In an era where Salafism is often equated with extremism or political quietism, Mufti’s research uncovers a surprising evolution: Salafi groups in Indonesia, particularly those affiliated with the At-Turots network, are increasingly engaging in political discourse, embracing cultural nuances, and participating in civic life. They are not abandoning their creeds—but they are negotiating them with the demands of locality, democracy, and digital capitalism.

“Mufti’s work reveals a layer of contemporary Islamic life that the mainstream academy has largely ignored,” said Prof. Noorhaidi Hasan, Ph.D., UIN’s Rector and the dissertation’s principal supervisor.
“He doesn't merely interpret Salafism as an ideology, but as a set of social practices shaped by power, context, and compromise” 


A Theory That Transcends Borders

What distinguishes this dissertation is not only its rigorous methodology—combining fieldwork, digital ethnography, and critical theory—but also its global resonance.

The highlight of Mufti’s doctoral defense, held on July 18, 2025, was the presence of Assoc. Prof. Stéphane Lacroix, Ph.D., Hab., from Sciences Po Paris, one of the world’s foremost authorities on Islamic movements. Lacroix, serving as external examiner, offered a rare and emphatic endorsement:

“This is a dissertation that pushes the boundaries of how we understand Salafism beyond the usual binaries—radical vs. moderate, political vs. quietist,” Lacroix said during the defense.
“It is deeply analytical, ethnographically grounded, and intellectually courageous. I am truly impressed.”
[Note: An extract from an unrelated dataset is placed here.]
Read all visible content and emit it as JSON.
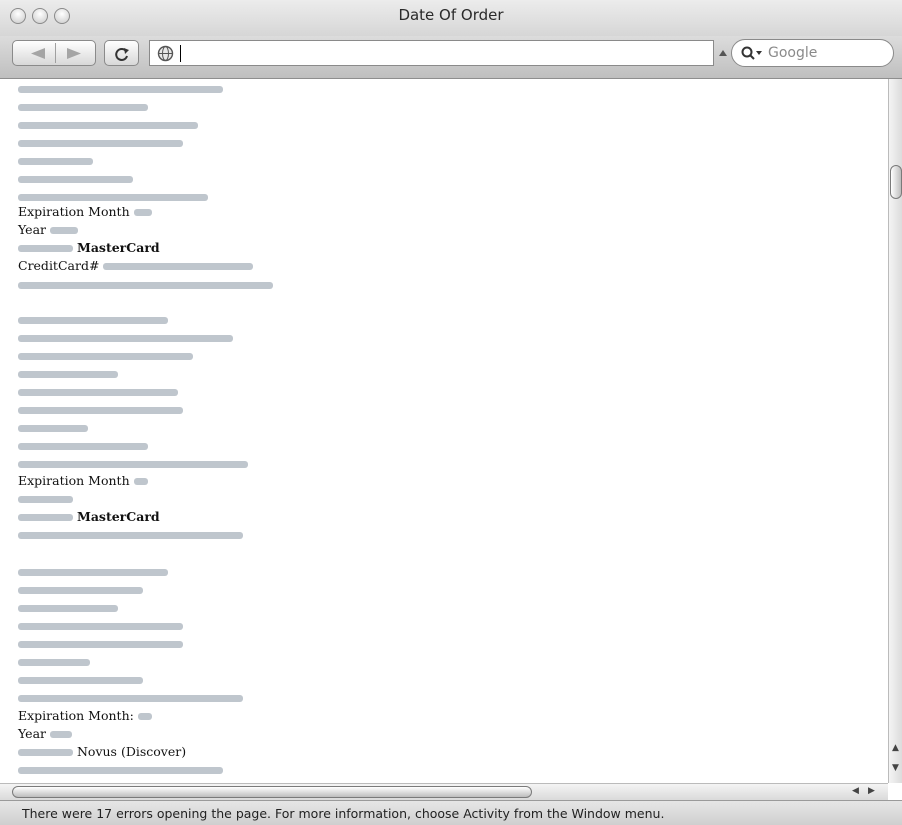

The endorsement was not merely ceremonial. All examiners reached a unanimous decision to award Mufti the highest academic distinction: "cum laude", signaling a level of scholarship that is as rare as it is commendable in Indonesia’s graduate institutions.


The Making of a Scholar

Mufti’s journey to this intellectual peak was forged under the PMLD Program (Advanced Student to Doctorate Program)—an accelerated track funded by Indonesia’s Ministry of Religious Affairs. In just 4.5 years, he completed both his Master’s and Doctoral studies, navigating complex terrain with an unusual combination of scholarly discipline and critical insight.

His fieldwork centered on Yogyakarta, a city known for its rich Islamic traditions and intellectual pluralism. There, he tracked the changing behavior of Salafi actors—not only in mosques and study circles, but also in political spaces, social media ecosystems, and cultural negotiation zones.
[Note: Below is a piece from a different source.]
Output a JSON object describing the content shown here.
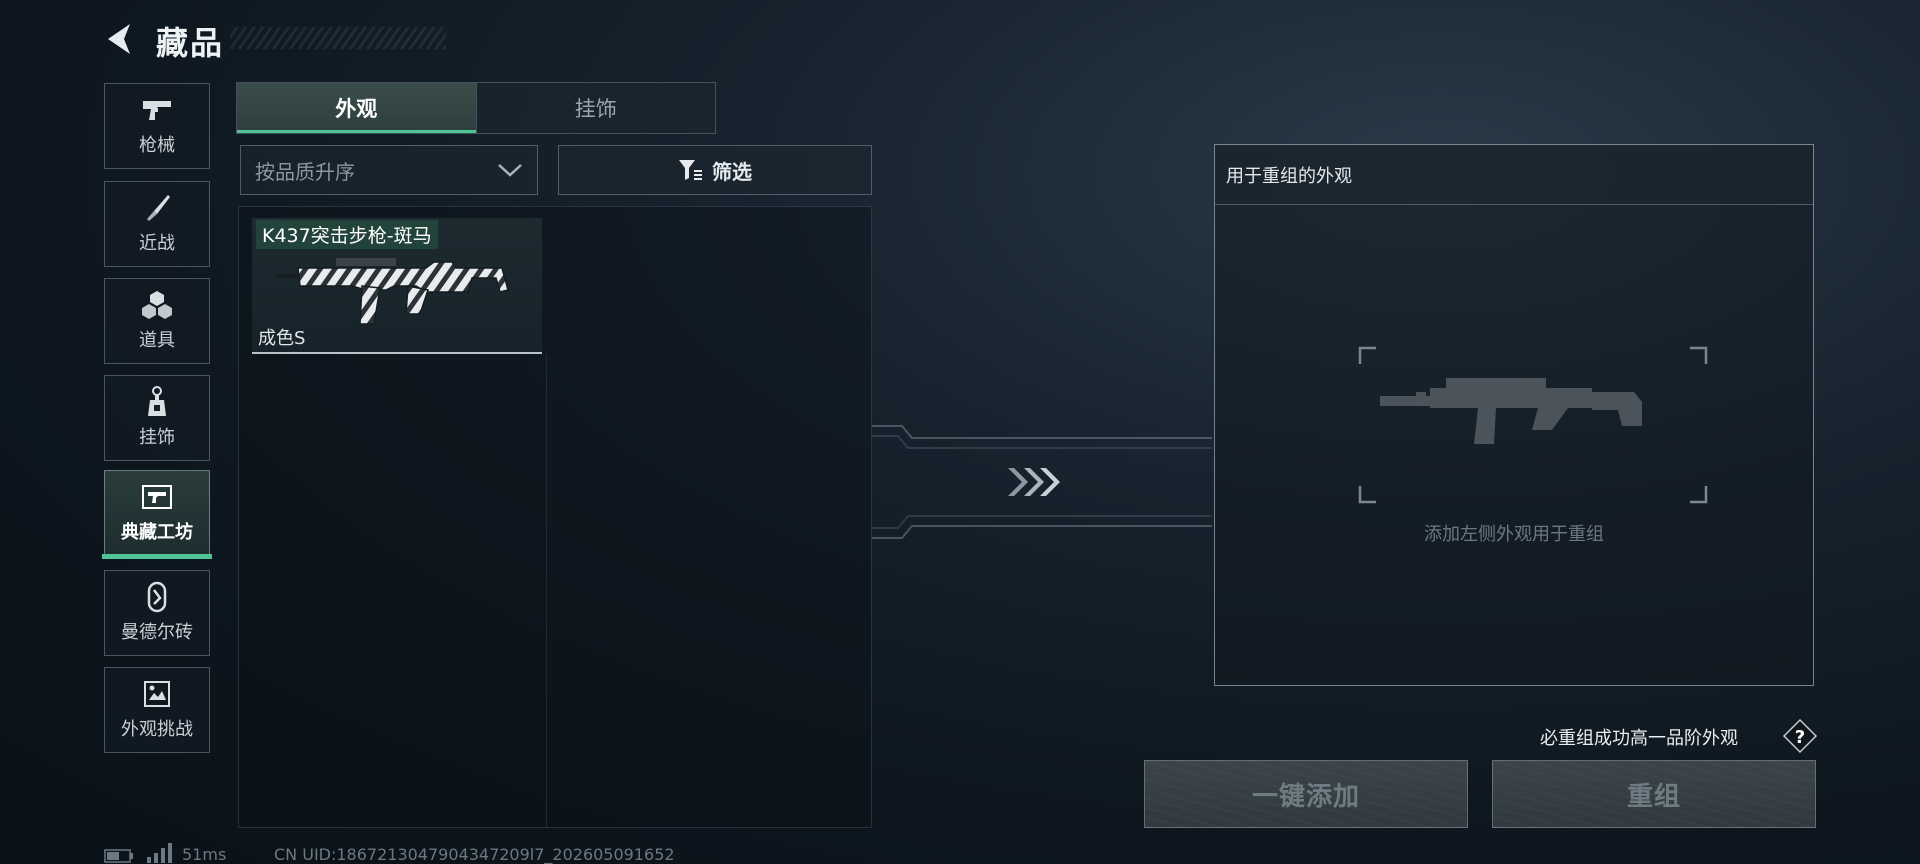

What he found challenged the prevailing orthodoxy. Salafi groups were not simply resisting modernity; they were co-opting it. They were building digital identities, participating in democratic elections, and subtly incorporating Javanese cultural codes into their public messaging.
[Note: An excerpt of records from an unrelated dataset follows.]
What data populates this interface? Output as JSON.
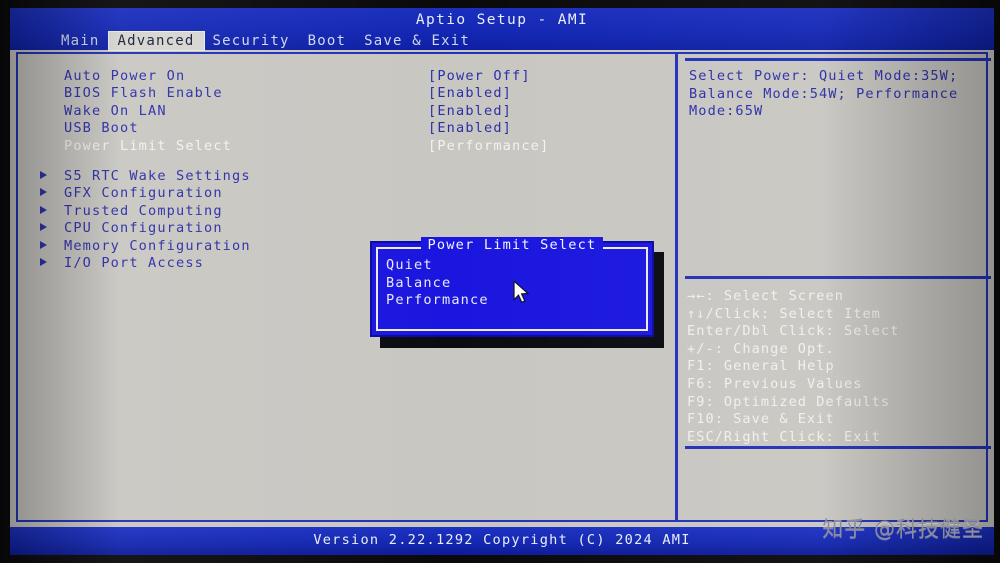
{
  "app": {
    "title": "Aptio Setup - AMI",
    "footer": "Version 2.22.1292 Copyright (C) 2024 AMI"
  },
  "menubar": {
    "tabs": [
      {
        "label": "Main",
        "active": false
      },
      {
        "label": "Advanced",
        "active": true
      },
      {
        "label": "Security",
        "active": false
      },
      {
        "label": "Boot",
        "active": false
      },
      {
        "label": "Save & Exit",
        "active": false
      }
    ]
  },
  "settings": {
    "rows": [
      {
        "label": "Auto Power On",
        "value": "[Power Off]",
        "selected": false,
        "submenu": false
      },
      {
        "label": "BIOS Flash Enable",
        "value": "[Enabled]",
        "selected": false,
        "submenu": false
      },
      {
        "label": "Wake On LAN",
        "value": "[Enabled]",
        "selected": false,
        "submenu": false
      },
      {
        "label": "USB Boot",
        "value": "[Enabled]",
        "selected": false,
        "submenu": false
      },
      {
        "label": "Power Limit Select",
        "value": "[Performance]",
        "selected": true,
        "submenu": false
      }
    ],
    "submenus": [
      {
        "label": "S5 RTC Wake Settings",
        "submenu": true
      },
      {
        "label": "GFX Configuration",
        "submenu": true
      },
      {
        "label": "Trusted Computing",
        "submenu": true
      },
      {
        "label": "CPU Configuration",
        "submenu": true
      },
      {
        "label": "Memory Configuration",
        "submenu": true
      },
      {
        "label": "I/O Port Access",
        "submenu": true
      }
    ]
  },
  "help": {
    "text": "Select Power: Quiet Mode:35W; Balance Mode:54W; Performance Mode:65W",
    "legend": [
      "→←: Select Screen",
      "↑↓/Click: Select Item",
      "Enter/Dbl Click: Select",
      "+/-: Change Opt.",
      "F1: General Help",
      "F6: Previous Values",
      "F9: Optimized Defaults",
      "F10: Save & Exit",
      "ESC/Right Click: Exit"
    ]
  },
  "popup": {
    "title": "Power Limit Select",
    "options": [
      {
        "label": "Quiet",
        "highlighted": false
      },
      {
        "label": "Balance",
        "highlighted": false
      },
      {
        "label": "Performance",
        "highlighted": true
      }
    ]
  },
  "overlay": {
    "watermark": "知乎 @科技健圣"
  },
  "colors": {
    "screen_blue": "#1226ae",
    "panel_gray": "#c9c7c2",
    "label_blue": "#2c2fa8",
    "selected_white": "#f2f2f0",
    "popup_blue": "#1a16df",
    "highlight_black": "#08060c"
  }
}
It was not compromise out of weakness—it was strategy born of necessity. And perhaps, Mufti argues, out of evolution.

From Indonesia to the World

The significance of Mufti’s work lies in its glocal vision—deeply rooted in the Indonesian context but conceptually scalable to other Muslim societies. His framework of Post-Salafism opens up new intellectual terrain for understanding Islamic orthodoxy in the 21st century—not as a fixed dogma, but as a contested and dynamic field.

For UIN Sunan Kalijaga, Mufti’s success represents more than academic achievement. It signals the institution’s growing stature as a hub for Islamic intellectualism that is both critically engaged and globally conversant.

In a world often polarized by narratives of extremism and liberalism, the idea that Salafism can localize, adapt, and participate constructively in civil life is itself radical. Mufti’s dissertation invites scholars, policymakers, and religious leaders to take a closer look—not at the loudest voices of Islam, but at the most quietly transforming.


A Mind Ahead of Its Time

As global media continues to focus on the sensational and the sectarian, Mufti’s quiet revolution in thought reminds us that some of the most important transformations in Islam are happening not in the headlines, but in the margins—in classrooms, in manuscripts, and in the silent negotiations of everyday believers.

And sometimes, in a doctoral defense room in Yogyakarta, where a young scholar dares to ask a different question—and, against all odds, finds an answer the world is ready to hear.